As she gently guided me to another painting within, Lane said “the configuration of the stars is exactly the same as the day I finished the painting.”
Every question of mine was answered with a humble elaboration regarding the symbolism of Lane’s work.
And while the walls are lined with paintings enshrouded in woodwork, the floor is filled with golden statues, each one handcrafted by Lane.
“Why the gold? Well it’s radiant and it’s metal, so it’s different from what you’d expect from wood, and it’s like a skin.” said Lane, “So, I think of it as like a radiant, pure skin on the top of the sculpture, rather than the raw form. It’s also what they used on the back of icons and for the heavens, so the gold is really just a reference to purity and the heavens.”
One piece of her glowing sculpture, titled “The Well Travelled Mind Prepared for Sea Level Rise”, features what looks like a treasured Roman city atop four pegs, leaving the piece as present in the room as a gilded coffee table.
“In earlier work I had ‘The Well Travelled Mind’ and it hung on the wall. And it was also a clustering of architectural forms, some of them surreal and stuff, so that’s what I imagine the topography of a well travelled mind might look like.” said Lane.
But once she became aware of things like global warming, Lane decided that the mind had some adjustments to make.

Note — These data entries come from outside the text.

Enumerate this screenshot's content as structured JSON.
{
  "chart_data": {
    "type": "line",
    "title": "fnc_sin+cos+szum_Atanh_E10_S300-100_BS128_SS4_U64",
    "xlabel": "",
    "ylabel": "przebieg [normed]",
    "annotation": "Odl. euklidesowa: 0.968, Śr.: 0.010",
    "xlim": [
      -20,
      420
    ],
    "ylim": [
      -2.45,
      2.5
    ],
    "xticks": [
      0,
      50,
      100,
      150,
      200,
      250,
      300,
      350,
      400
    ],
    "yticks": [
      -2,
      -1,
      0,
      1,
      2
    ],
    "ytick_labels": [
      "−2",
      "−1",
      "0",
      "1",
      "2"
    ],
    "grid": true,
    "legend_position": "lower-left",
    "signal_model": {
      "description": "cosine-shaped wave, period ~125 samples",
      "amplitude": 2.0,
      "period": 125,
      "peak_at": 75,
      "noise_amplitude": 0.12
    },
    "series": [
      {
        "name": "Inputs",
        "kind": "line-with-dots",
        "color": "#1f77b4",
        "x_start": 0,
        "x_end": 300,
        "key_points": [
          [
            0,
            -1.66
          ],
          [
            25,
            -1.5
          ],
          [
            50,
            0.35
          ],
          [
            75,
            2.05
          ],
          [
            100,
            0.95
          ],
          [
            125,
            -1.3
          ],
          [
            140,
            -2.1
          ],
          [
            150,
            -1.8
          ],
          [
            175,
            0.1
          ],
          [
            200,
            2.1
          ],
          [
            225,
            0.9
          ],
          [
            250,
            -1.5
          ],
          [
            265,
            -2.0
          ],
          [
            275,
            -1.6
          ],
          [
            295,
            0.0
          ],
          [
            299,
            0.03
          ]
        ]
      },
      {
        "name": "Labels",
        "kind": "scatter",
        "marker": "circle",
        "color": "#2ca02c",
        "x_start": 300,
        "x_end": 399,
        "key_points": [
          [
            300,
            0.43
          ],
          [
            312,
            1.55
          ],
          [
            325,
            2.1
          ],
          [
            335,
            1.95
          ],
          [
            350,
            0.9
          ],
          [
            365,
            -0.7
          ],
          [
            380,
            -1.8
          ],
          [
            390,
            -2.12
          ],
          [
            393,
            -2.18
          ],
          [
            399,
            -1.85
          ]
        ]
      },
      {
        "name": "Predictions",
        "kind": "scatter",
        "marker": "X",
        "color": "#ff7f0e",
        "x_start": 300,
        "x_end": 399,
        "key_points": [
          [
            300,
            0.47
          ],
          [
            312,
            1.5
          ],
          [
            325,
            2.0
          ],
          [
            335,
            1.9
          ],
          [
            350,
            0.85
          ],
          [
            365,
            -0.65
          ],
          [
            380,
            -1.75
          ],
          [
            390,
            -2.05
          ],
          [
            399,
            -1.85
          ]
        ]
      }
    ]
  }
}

“I decided the well travelled mind was going to have to be prepared for sea level rise. So I did another one with all these architectural forms, but instead of putting it on the wall where it can’t get up and walk away, I just kinda put on these little feet, so now it can get up and walk away if it needs to.”
Lane’s imaginative art and its reflection of our Earth’s past, present and future, is finally going to be available for viewing experience at Cuesta College’s Harold J. Miossi Art Gallery.
Holly Lane’s work will be in the gallery from March 2 – 27, and there will be an opening reception with Holly Lane herself on March 6. For the reception, a free shuttle service will be provided by Art Obispo’s Art After Dark, taking viewers from San Luis Obispo’s Art Museum to Cuesta’s Harold J. Miossi Art Gallery.